Your poor father found no outlet for the overpowering joy of life that was in him. And I brought no brightness into his home…They had taught me a great deal about duties and so forth, which I went on obstinately believing in. Everything was marked out into duties – into my duties, and his duties, and – I am afraid I made his home intolerable for your poor father, Oswald. (3.120-122)

Now Mrs. Alving is almost totally in the "personal freedom" camp – and at the cost of reinterpreting her whole life. Mrs. Alving believes that she is a coward, but it seems courageous for her to rewrite her history, especially with herself as the villain. She redefines herself. She learns. Once she has outgrown the staid, conventional ideas of her old flame, Pastor Manders, she banishes him. Did you notice that he hardly appears in the Act 3 at all? He's almost becomes a joke.

Mrs. Alving the Mom

Even after Mrs. Alving has made all these personal discoveries and reconciled herself to her past, the play still doesn't have a happy ending. A real and terrible challenge is still to come.

Mrs. Alving thinks of herself as a mother. When Oswald comes home, she tries to make up for lost time by coddling and flattering him. He finds it suffocating:

MRS. ALVING. [Beaming with delight.] I know one who has kept both his inner and his outer self unharmed. Just look at him, Mr. Manders.
OSWALD. [Moves restlessly about the room.] Yes, yes, my dear mother; let's say no more about it
. (1.267-268)

There must be some part of Mrs. Alving that congratulates herself for saving Oswald from the evil influence of her husband – until she finds out about Oswald's illness. Then, taking Mrs. Alving's earlier logic a bit farther, you could say that Oswald's sickness back to her. If she hadn't been so oppressive to her husband, perhaps he wouldn't have strayed, wouldn't have gotten syphilis, wouldn't have passed it to his son? Perhaps her adherence to duty is actually what kills Oswald.

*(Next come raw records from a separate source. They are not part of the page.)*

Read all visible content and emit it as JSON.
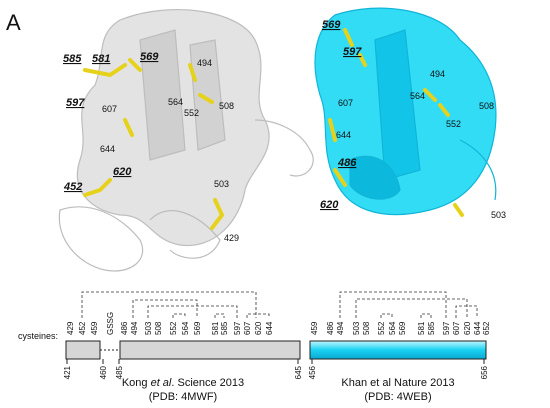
{
  "panel_label": "A",
  "left_structure": {
    "labels": [
      {
        "text": "585",
        "emphasized": true
      },
      {
        "text": "581",
        "emphasized": true
      },
      {
        "text": "569",
        "emphasized": true
      },
      {
        "text": "597",
        "emphasized": true
      },
      {
        "text": "607",
        "emphasized": false
      },
      {
        "text": "644",
        "emphasized": false
      },
      {
        "text": "494",
        "emphasized": false
      },
      {
        "text": "564",
        "emphasized": false
      },
      {
        "text": "552",
        "emphasized": false
      },
      {
        "text": "508",
        "emphasized": false
      },
      {
        "text": "620",
        "emphasized": true
      },
      {
        "text": "452",
        "emphasized": true
      },
      {
        "text": "503",
        "emphasized": false
      },
      {
        "text": "429",
        "emphasized": false
      }
    ]
  },
  "right_structure": {
    "labels": [
      {
        "text": "569",
        "emphasized": true
      },
      {
        "text": "597",
        "emphasized": true
      },
      {
        "text": "494",
        "emphasized": false
      },
      {
        "text": "564",
        "emphasized": false
      },
      {
        "text": "508",
        "emphasized": false
      },
      {
        "text": "607",
        "emphasized": false
      },
      {
        "text": "552",
        "emphasized": false
      },
      {
        "text": "644",
        "emphasized": false
      },
      {
        "text": "486",
        "emphasized": true
      },
      {
        "text": "620",
        "emphasized": true
      },
      {
        "text": "503",
        "emphasized": false
      }
    ]
  },
  "cysteines_label": "cysteines:",
  "left_diagram": {
    "residues": [
      "429",
      "452",
      "459",
      "GSSG",
      "486",
      "494",
      "503",
      "508",
      "552",
      "564",
      "569",
      "581",
      "585",
      "597",
      "607",
      "620",
      "644"
    ],
    "ends": [
      "421",
      "460",
      "485",
      "645"
    ],
    "caption": {
      "author": "Kong ",
      "etal": "et al",
      "rest": ". Science 2013",
      "pdb": "(PDB: 4MWF)"
    }
  },
  "right_diagram": {
    "residues": [
      "459",
      "486",
      "494",
      "503",
      "508",
      "552",
      "564",
      "569",
      "581",
      "585",
      "597",
      "607",
      "620",
      "644",
      "652"
    ],
    "ends": [
      "456",
      "656"
    ],
    "caption": {
      "text": "Khan et al Nature 2013",
      "pdb": "(PDB: 4WEB)"
    }
  }
}
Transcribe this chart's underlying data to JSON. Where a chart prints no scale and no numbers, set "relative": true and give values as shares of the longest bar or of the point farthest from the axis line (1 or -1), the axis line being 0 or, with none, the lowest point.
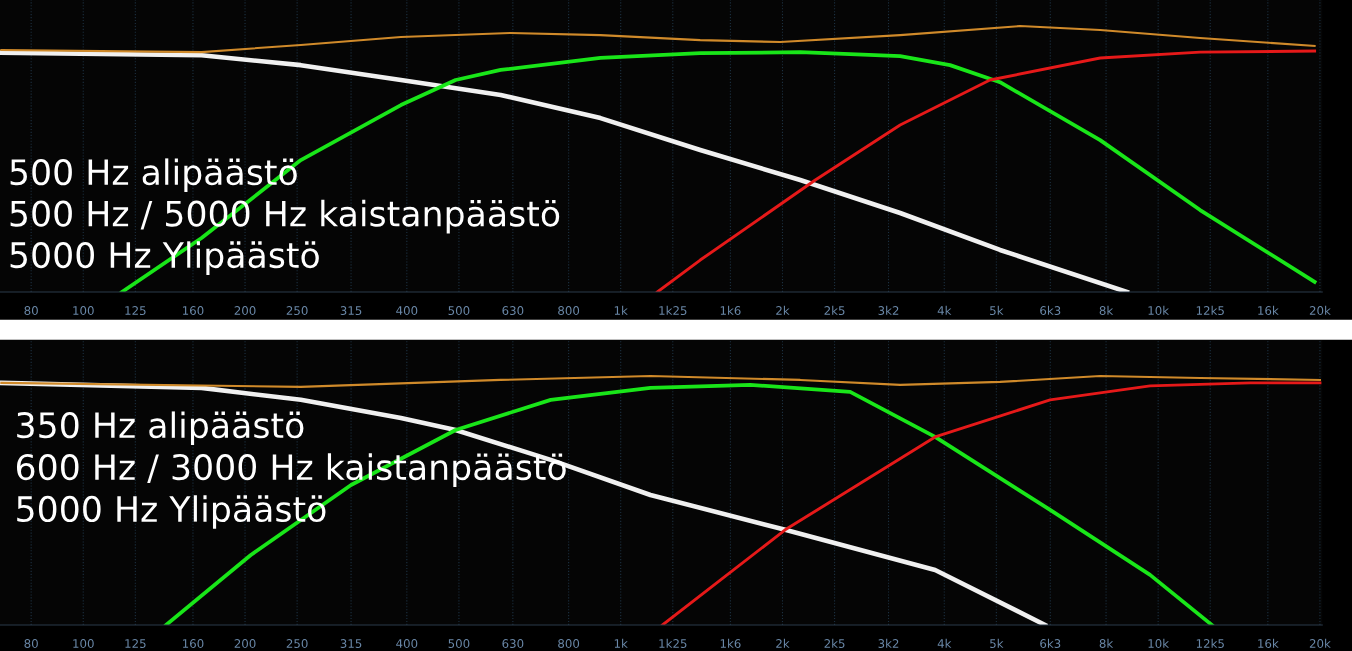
{
  "chart_data": [
    {
      "type": "line",
      "relative": true,
      "log": "x",
      "xlim": [
        70,
        20200
      ],
      "grid": "x",
      "legend": false,
      "marker": "none",
      "line_style": "solid",
      "xticks": [
        80,
        100,
        125,
        160,
        200,
        250,
        315,
        400,
        500,
        630,
        800,
        {
          "value": 1000,
          "label": "1k"
        },
        {
          "value": 1250,
          "label": "1k25"
        },
        {
          "value": 1600,
          "label": "1k6"
        },
        {
          "value": 2000,
          "label": "2k"
        },
        {
          "value": 2500,
          "label": "2k5"
        },
        {
          "value": 3150,
          "label": "3k2"
        },
        {
          "value": 4000,
          "label": "4k"
        },
        {
          "value": 5000,
          "label": "5k"
        },
        {
          "value": 6300,
          "label": "6k3"
        },
        {
          "value": 8000,
          "label": "8k"
        },
        {
          "value": 10000,
          "label": "10k"
        },
        {
          "value": 12500,
          "label": "12k5"
        },
        {
          "value": 16000,
          "label": "16k"
        },
        {
          "value": 20000,
          "label": "20k"
        }
      ],
      "annotations": [
        "500 Hz alipäästö",
        "500 Hz / 5000 Hz kaistanpäästö",
        "5000 Hz Ylipäästö"
      ],
      "series": [
        {
          "color": "#f0f0f0",
          "x": [
            70.4,
            166,
            254,
            390,
            598,
            917,
            1406,
            2158,
            3311,
            5080,
            8750
          ],
          "values": [
            0.9,
            0.89,
            0.853,
            0.797,
            0.741,
            0.654,
            0.534,
            0.421,
            0.297,
            0.158,
            0
          ]
        },
        {
          "color": "#19e619",
          "x": [
            118,
            166,
            254,
            390,
            493,
            598,
            917,
            1406,
            2158,
            3311,
            4100,
            5080,
            7800,
            11970,
            19550
          ],
          "values": [
            0,
            0.203,
            0.496,
            0.703,
            0.797,
            0.835,
            0.88,
            0.898,
            0.902,
            0.887,
            0.853,
            0.789,
            0.571,
            0.308,
            0.038
          ]
        },
        {
          "color": "#e61919",
          "x": [
            1170,
            1406,
            2302,
            3311,
            4865,
            7800,
            11970,
            19550
          ],
          "values": [
            0,
            0.12,
            0.421,
            0.628,
            0.797,
            0.88,
            0.902,
            0.906
          ]
        },
        {
          "color": "#d08a2a",
          "x": [
            70.4,
            166,
            254,
            390,
            624,
            917,
            1406,
            1982,
            3311,
            5535,
            7800,
            11970,
            19550
          ],
          "values": [
            0.91,
            0.902,
            0.929,
            0.959,
            0.974,
            0.966,
            0.947,
            0.94,
            0.966,
            1.0,
            0.985,
            0.955,
            0.925
          ]
        }
      ]
    },
    {
      "type": "line",
      "relative": true,
      "log": "x",
      "xlim": [
        70,
        20200
      ],
      "grid": "x",
      "legend": false,
      "marker": "none",
      "line_style": "solid",
      "xticks": [
        80,
        100,
        125,
        160,
        200,
        250,
        315,
        400,
        500,
        630,
        800,
        {
          "value": 1000,
          "label": "1k"
        },
        {
          "value": 1250,
          "label": "1k25"
        },
        {
          "value": 1600,
          "label": "1k6"
        },
        {
          "value": 2000,
          "label": "2k"
        },
        {
          "value": 2500,
          "label": "2k5"
        },
        {
          "value": 3150,
          "label": "3k2"
        },
        {
          "value": 4000,
          "label": "4k"
        },
        {
          "value": 5000,
          "label": "5k"
        },
        {
          "value": 6300,
          "label": "6k3"
        },
        {
          "value": 8000,
          "label": "8k"
        },
        {
          "value": 10000,
          "label": "10k"
        },
        {
          "value": 12500,
          "label": "12k5"
        },
        {
          "value": 16000,
          "label": "16k"
        },
        {
          "value": 20000,
          "label": "20k"
        }
      ],
      "annotations": [
        "350 Hz alipäästö",
        "600 Hz / 3000 Hz kaistanpäästö",
        "5000 Hz Ylipäästö"
      ],
      "series": [
        {
          "color": "#f0f0f0",
          "x": [
            70.4,
            166,
            254,
            390,
            493,
            741,
            1136,
            2023,
            3846,
            6160
          ],
          "values": [
            0.972,
            0.952,
            0.904,
            0.831,
            0.783,
            0.663,
            0.522,
            0.382,
            0.221,
            0
          ]
        },
        {
          "color": "#19e619",
          "x": [
            142.6,
            205,
            315,
            493,
            741,
            1136,
            1742,
            2673,
            3846,
            6295,
            9660,
            12590
          ],
          "values": [
            0,
            0.281,
            0.562,
            0.783,
            0.904,
            0.952,
            0.964,
            0.936,
            0.755,
            0.462,
            0.201,
            0
          ]
        },
        {
          "color": "#e61919",
          "x": [
            1196,
            2023,
            3846,
            6295,
            9660,
            14830,
            20000
          ],
          "values": [
            0,
            0.382,
            0.755,
            0.904,
            0.96,
            0.972,
            0.972
          ]
        },
        {
          "color": "#d08a2a",
          "x": [
            70.4,
            254,
            598,
            1136,
            2158,
            3311,
            5080,
            7800,
            11970,
            20000
          ],
          "values": [
            0.972,
            0.956,
            0.984,
            1.0,
            0.984,
            0.964,
            0.976,
            1.0,
            0.992,
            0.984
          ]
        }
      ]
    }
  ]
}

Mrs. Alving is devastated when Oswald reveals that he doesn't love his father or, by implication, her. This idea of filial duty is just an old convention that doesn't make sense to him anymore:

OSWALD. Yes; surely you can see that, mother. It's one of those notions that are current in the world, and so –
MRS. ALVING. [Deeply moved.] Ghosts!
OSWALD. [Crossing the room.] Yes; you may call them ghosts.
MRS. ALVING. [Wildly.] Oswald – then you don't love me, either!
(3.171-174)

Mrs. Alving sustains a number of shocks in the play, but this one is particularly painful. She's sacrificed her life to this boy, sticking with her husband to provide some image of stability, preserving a fatherly ideal Oswald could look up to, and missing out on the joy of raising her own child. This is the thanks she gets? Mrs. Alving is learning the hard way that being a slave to duty – doing things because you think you should – may not earn the rewards you are expecting.

Mrs. Alving's Ghosts

When Oswald asks his mother to put him to death, he's saying: stop being a Mom. He questions the whole concept of "Mom" as she understands it. He doesn't love her, he doesn't get why she loves him, and he wants her to take back the life she's given him. In asking this of her, Oswald breaks up the last "ghost" that has kept Mrs. Alving trapped in unhappiness. As she tells Pastor Manders in Act 2, a ghost is "not only what we have inherited from our father and mother…It is all sorts of dead ideas, and lifeless old beliefs" (2.85). Ideas of obligation, putting a good face on things, and family are all ideas that she puts to rest. The downside – or the upside, depending on how you see it – is that dispelling the ghosts leaves her entirely alone.